In der Siemens-Schmiergeldaffäre muss der Ex-Vorstandsvorsitzende und langjährige Aufsichtsratschef Heinrich von Pierer mit Konsequenzen vonseiten des Unternehmens rechnen. Dem Siemens-Aufsichtsrat seien mindestens drei Korruptionsfälle vorgelegt worden, in denen von Pierer nicht ordnungsgemäß gehandelt und seine Pflichten damit verletzt habe, erfuhr das Handelsblatt aus Kreisen des Kontrollgremiums.

MÜNCHEN. Ob von Pierers mögliche Pflichtverletzungen auch ein Strafverfahren tragen, blieb am Donnerstag weiter offen. Theoretisch galt es auch als denkbar, dass Pierer nur mit Konsequenzen unterhalb eines Strafverfahrens rechnen muss, falls die Hinweise auf Korruptionsvergehen nicht ausreichen.
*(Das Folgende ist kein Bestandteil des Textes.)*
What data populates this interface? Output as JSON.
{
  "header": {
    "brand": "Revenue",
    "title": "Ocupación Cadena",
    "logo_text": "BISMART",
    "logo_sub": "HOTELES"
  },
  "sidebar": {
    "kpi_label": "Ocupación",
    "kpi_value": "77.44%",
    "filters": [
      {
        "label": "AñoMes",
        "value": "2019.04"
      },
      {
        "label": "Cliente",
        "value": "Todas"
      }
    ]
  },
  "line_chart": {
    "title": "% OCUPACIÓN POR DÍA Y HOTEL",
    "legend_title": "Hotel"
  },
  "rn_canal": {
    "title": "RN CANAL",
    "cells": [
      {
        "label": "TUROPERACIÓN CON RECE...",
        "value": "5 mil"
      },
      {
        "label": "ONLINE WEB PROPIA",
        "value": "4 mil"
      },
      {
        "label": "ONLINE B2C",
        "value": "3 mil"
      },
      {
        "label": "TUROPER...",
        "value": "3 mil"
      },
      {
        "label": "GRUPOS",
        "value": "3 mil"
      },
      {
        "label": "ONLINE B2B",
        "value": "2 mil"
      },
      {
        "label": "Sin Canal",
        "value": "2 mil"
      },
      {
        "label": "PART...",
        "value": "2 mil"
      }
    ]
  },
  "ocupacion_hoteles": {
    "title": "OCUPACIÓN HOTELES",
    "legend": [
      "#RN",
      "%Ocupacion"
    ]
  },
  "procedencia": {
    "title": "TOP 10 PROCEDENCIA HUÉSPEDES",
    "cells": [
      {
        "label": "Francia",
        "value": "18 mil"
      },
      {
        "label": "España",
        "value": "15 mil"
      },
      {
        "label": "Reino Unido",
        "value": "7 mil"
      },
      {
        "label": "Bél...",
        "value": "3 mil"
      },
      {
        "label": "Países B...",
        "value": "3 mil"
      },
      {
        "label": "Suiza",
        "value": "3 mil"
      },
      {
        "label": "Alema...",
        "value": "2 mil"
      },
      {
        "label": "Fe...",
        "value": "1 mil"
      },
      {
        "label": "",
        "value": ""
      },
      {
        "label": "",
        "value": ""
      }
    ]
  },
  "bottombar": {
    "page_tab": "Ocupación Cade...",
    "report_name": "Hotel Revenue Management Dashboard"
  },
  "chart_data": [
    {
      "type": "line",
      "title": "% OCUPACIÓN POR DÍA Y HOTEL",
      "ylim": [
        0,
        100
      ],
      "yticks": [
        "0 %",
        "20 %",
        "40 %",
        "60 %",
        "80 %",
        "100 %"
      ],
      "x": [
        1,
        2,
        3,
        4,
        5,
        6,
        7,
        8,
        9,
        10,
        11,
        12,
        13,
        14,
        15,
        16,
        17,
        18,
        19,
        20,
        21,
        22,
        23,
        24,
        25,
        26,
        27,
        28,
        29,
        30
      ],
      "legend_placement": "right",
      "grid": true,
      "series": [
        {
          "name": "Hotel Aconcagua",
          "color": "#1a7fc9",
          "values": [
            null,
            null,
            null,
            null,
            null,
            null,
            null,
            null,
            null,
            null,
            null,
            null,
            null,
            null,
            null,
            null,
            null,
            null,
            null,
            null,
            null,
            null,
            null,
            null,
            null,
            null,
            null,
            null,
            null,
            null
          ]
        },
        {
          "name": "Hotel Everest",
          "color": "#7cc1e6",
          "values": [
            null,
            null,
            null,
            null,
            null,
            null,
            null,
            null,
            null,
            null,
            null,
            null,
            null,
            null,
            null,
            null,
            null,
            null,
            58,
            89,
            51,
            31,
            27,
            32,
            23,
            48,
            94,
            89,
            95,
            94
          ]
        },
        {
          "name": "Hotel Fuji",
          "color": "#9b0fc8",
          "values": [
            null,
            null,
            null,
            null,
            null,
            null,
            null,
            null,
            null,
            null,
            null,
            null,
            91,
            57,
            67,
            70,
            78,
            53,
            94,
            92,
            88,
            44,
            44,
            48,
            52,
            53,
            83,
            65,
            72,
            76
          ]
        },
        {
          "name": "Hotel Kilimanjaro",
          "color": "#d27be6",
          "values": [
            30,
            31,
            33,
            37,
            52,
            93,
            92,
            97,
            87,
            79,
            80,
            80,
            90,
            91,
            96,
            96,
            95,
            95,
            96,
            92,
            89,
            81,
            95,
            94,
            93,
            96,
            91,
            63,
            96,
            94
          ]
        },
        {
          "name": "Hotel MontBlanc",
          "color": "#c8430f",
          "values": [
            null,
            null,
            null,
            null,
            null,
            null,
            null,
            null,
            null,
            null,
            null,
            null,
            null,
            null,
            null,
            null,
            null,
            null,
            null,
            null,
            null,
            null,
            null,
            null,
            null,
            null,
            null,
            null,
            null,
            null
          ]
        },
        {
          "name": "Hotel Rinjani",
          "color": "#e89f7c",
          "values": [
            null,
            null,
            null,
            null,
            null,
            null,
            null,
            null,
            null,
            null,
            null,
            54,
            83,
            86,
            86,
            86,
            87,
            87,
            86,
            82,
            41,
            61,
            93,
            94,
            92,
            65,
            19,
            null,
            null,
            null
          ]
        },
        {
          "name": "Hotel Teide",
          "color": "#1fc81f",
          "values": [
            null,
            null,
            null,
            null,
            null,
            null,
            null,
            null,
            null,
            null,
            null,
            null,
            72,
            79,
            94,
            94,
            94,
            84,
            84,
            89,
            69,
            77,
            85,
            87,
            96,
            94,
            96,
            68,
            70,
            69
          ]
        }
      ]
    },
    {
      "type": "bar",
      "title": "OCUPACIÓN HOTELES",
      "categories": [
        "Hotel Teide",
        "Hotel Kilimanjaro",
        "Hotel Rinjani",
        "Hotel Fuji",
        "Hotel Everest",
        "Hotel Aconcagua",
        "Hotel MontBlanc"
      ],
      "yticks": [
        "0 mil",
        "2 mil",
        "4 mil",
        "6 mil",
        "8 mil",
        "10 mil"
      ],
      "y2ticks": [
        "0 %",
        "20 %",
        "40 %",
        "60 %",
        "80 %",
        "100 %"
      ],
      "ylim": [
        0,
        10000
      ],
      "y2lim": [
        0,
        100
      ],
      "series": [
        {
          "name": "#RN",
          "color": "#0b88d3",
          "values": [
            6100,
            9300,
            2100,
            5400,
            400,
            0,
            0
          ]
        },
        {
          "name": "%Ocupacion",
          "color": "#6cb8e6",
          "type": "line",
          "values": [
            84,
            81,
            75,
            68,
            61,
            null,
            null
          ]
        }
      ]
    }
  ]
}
Die Staatsanwaltschaft wird voraussichtlich am Freitag bekanntgeben, ob sie ein Ermittlungsverfahren gegen von Pierer eröffnet. Die Behörde hat für den Mittag eine Erklärung angekündigt. Bis Donnerstagabend war laut Justizkreisen noch keine Entscheidung gefallen. Die Staatsanwaltschaft wollte sich nicht äußern und verwies auf den Freitag. Bisher ermittelt die Behörde gegen 270 Beschuldigte.

In Aufsichtsratskreisen wurde betont, dass das Unternehmen Schadensersatz einfordern muss, sobald Aussichten dafür bestehen. Andernfalls würden die Kontrolleure selbst ihre Pflichten verletzen. Derzeit überprüft eine der führenden deutschen Kanzleien, Heinerle Müller, im Auftrag von Siemens die Sachverhalte.
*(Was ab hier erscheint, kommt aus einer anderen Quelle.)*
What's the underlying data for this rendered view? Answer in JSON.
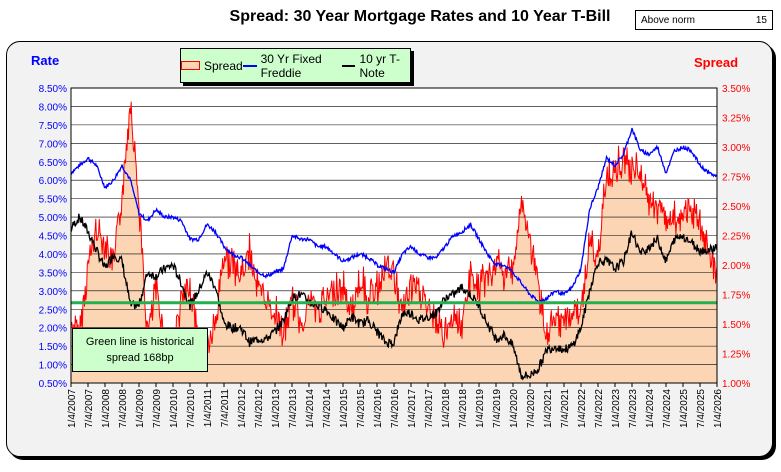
{
  "chart_data": {
    "type": "line",
    "title": "Spread:  30 Year Mortgage Rates and 10 Year T-Bill",
    "left_axis": {
      "label": "Rate",
      "ylim": [
        0.5,
        8.5
      ],
      "ticks": [
        "0.50%",
        "1.00%",
        "1.50%",
        "2.00%",
        "2.50%",
        "3.00%",
        "3.50%",
        "4.00%",
        "4.50%",
        "5.00%",
        "5.50%",
        "6.00%",
        "6.50%",
        "7.00%",
        "7.50%",
        "8.00%",
        "8.50%"
      ]
    },
    "right_axis": {
      "label": "Spread",
      "ylim": [
        1.0,
        3.5
      ],
      "ticks": [
        "1.00%",
        "1.25%",
        "1.50%",
        "1.75%",
        "2.00%",
        "2.25%",
        "2.50%",
        "2.75%",
        "3.00%",
        "3.25%",
        "3.50%"
      ]
    },
    "x_ticks": [
      "1/4/2007",
      "7/4/2007",
      "1/4/2008",
      "7/4/2008",
      "1/4/2009",
      "7/4/2009",
      "1/4/2010",
      "7/4/2010",
      "1/4/2011",
      "7/4/2011",
      "1/4/2012",
      "7/4/2012",
      "1/4/2013",
      "7/4/2013",
      "1/4/2014",
      "7/4/2014",
      "1/4/2015",
      "7/4/2015",
      "1/4/2016",
      "7/4/2016",
      "1/4/2017",
      "7/4/2017",
      "1/4/2018",
      "7/4/2018",
      "1/4/2019",
      "7/4/2019",
      "1/4/2020",
      "7/4/2020",
      "1/4/2021",
      "7/4/2021",
      "1/4/2022",
      "7/4/2022",
      "1/4/2023",
      "7/4/2023",
      "1/4/2024",
      "7/4/2024",
      "1/4/2025",
      "7/4/2025",
      "1/4/2026"
    ],
    "x_start": 2007,
    "x_step": 0.25,
    "series": [
      {
        "name": "30 Yr Fixed Freddie",
        "axis": "left",
        "color": "#0000ff",
        "values": [
          6.2,
          6.4,
          6.6,
          6.4,
          5.8,
          6.0,
          6.4,
          6.0,
          5.1,
          4.9,
          5.2,
          5.0,
          5.0,
          4.9,
          4.4,
          4.4,
          4.8,
          4.6,
          4.2,
          4.0,
          3.9,
          3.7,
          3.5,
          3.4,
          3.5,
          3.6,
          4.5,
          4.4,
          4.4,
          4.2,
          4.2,
          4.0,
          3.8,
          3.9,
          4.0,
          3.9,
          3.7,
          3.6,
          3.5,
          4.0,
          4.2,
          4.0,
          3.9,
          3.9,
          4.2,
          4.5,
          4.6,
          4.8,
          4.4,
          4.0,
          3.7,
          3.7,
          3.5,
          3.2,
          2.9,
          2.7,
          2.8,
          3.0,
          2.9,
          3.1,
          3.6,
          5.2,
          5.8,
          6.6,
          6.4,
          6.7,
          7.4,
          6.8,
          6.7,
          6.9,
          6.2,
          6.8,
          6.9,
          6.8,
          6.4,
          6.2,
          6.1
        ]
      },
      {
        "name": "10 yr T-Note",
        "axis": "left",
        "color": "#000000",
        "values": [
          4.7,
          5.0,
          4.6,
          4.1,
          3.6,
          4.0,
          3.8,
          2.6,
          2.6,
          3.5,
          3.4,
          3.6,
          3.7,
          3.2,
          2.6,
          3.0,
          3.5,
          3.1,
          2.1,
          2.0,
          2.0,
          1.6,
          1.7,
          1.7,
          1.9,
          2.2,
          2.8,
          2.9,
          2.7,
          2.6,
          2.5,
          2.2,
          2.0,
          2.3,
          2.1,
          2.2,
          1.9,
          1.6,
          1.6,
          2.4,
          2.4,
          2.2,
          2.3,
          2.4,
          2.8,
          2.9,
          3.1,
          2.9,
          2.6,
          2.1,
          1.7,
          1.8,
          1.5,
          0.7,
          0.7,
          0.9,
          1.4,
          1.5,
          1.4,
          1.5,
          2.0,
          3.0,
          3.8,
          3.8,
          3.6,
          3.8,
          4.6,
          4.0,
          4.2,
          4.4,
          3.8,
          4.4,
          4.5,
          4.3,
          4.1,
          4.1,
          4.2
        ]
      },
      {
        "name": "Spread",
        "axis": "right",
        "type": "area",
        "color": "#ff0000",
        "fill": "#fcd5b4",
        "derived": "30 Yr Fixed Freddie minus 10 yr T-Note"
      }
    ],
    "reference_line": {
      "value": 1.68,
      "axis": "right",
      "color": "#22b14c"
    },
    "annotation": [
      "Green line is historical",
      "spread 168bp"
    ],
    "legend": [
      "Spread",
      "30 Yr Fixed Freddie",
      "10 yr T-Note"
    ],
    "legend_position": "top-center"
  },
  "above_norm": {
    "label": "Above norm",
    "value": "15"
  }
}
Der oberste Korruptionsbeauftragte des Konzerns, Andreas Pohlmann, hatte bereits angekündigt, Siemens bereite Schadensersatzklagen vor; konkrete Namen nannte der Konzern bislang aber keine. Zwei Siemens-Manager hatten schwere Beschuldigungen gegen von Pierer erhoben. Der frühere Vorstandschef bestreitet jede Verwicklung in die Affäre.